The shortfall in Britain's trade in goods in May was the widest in any month except last February, driven largely by a £521 million turn for the worse in the oil balance.
Export of crude and oil products held up well, but oil imports jumped by £518 million between April and May to £2.36 billion. This turned a £201 million surplus from April into a £320 million deficit.
National Statistics attributed the downturn to lower production coinciding with some stockbuilding of crude oil.

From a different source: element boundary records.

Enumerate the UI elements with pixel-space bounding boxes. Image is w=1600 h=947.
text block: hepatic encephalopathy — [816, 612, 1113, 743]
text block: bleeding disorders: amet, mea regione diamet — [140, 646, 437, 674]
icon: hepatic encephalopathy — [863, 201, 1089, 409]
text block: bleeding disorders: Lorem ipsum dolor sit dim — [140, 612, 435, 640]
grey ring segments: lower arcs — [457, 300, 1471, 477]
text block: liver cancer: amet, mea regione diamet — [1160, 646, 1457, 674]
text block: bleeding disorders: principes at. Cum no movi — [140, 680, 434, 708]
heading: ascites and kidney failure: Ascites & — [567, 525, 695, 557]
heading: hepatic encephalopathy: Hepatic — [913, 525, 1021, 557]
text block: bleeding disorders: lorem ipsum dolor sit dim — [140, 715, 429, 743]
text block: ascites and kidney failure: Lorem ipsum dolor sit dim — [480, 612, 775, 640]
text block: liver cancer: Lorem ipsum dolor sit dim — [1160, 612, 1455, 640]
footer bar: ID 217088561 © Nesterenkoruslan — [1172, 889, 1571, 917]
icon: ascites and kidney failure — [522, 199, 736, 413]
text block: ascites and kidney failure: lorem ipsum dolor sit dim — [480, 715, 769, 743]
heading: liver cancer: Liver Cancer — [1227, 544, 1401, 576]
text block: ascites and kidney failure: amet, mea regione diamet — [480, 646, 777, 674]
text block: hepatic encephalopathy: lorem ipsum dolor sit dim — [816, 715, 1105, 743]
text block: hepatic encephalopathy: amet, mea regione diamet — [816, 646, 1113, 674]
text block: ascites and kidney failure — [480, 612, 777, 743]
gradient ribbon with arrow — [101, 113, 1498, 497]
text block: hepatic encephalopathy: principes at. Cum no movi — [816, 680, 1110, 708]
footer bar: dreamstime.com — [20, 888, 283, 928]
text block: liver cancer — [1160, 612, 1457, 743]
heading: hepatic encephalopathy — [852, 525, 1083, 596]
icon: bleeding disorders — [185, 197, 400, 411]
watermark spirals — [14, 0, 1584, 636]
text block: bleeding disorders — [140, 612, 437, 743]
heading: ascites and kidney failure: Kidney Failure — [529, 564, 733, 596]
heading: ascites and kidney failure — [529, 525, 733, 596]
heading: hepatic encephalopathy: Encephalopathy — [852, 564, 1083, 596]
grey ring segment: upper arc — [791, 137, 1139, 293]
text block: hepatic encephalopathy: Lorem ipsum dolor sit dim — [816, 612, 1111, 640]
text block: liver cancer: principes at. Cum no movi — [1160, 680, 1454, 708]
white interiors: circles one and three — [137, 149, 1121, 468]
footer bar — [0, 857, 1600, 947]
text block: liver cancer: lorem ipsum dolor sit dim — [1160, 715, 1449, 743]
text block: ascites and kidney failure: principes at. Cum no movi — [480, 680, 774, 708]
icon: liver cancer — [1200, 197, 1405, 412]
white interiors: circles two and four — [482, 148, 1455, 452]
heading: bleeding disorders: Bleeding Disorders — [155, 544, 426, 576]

Overall, the combined deficit on trade in goods and services was £991 million higher than in April at £4.41 billion, despite a £194 million improvement on trade in services, which carried the month's surplus to £2.33 billion. Trade in goods alone worsened by £1.18 billion making the shortfall £4.41 billion in a month when imports hit an all-time record of £35.45 billion. The biggest single factor in this was a £236 million increase in imports of cars.
Total exports of goods fell by £135 million to £21.19 billion, while total imports of goods rose by four per cent to a record £27.94 billion.
Exports to EU countries fell by one per cent, while imports rose by 4.5 per cent. Sales to non-EU countries were unchanged, but imports were three per cent higher. NS repeated its warning that the continuing VAT "carousel" fraud is skewing the balance between EU and non-EU trade and the effect is even harder to estimate now that these activities have spread to non-EU countries including Switzerland and Dubai.
The EU tax commissioner, Laszlo Kovacs, warned yesterday that the fraud is wrecking Europe's VAT system, which needs to be overhauled to prevent criminals from stealing tens of billions of euros from EU governments.
On a three-monthly comparison the trend in Britain's trade looks less gloomy than the numbers for May taken on their own. Taking goods and services together, the deficit narrowed to £11.4 billion from £12.7 billion in December/February.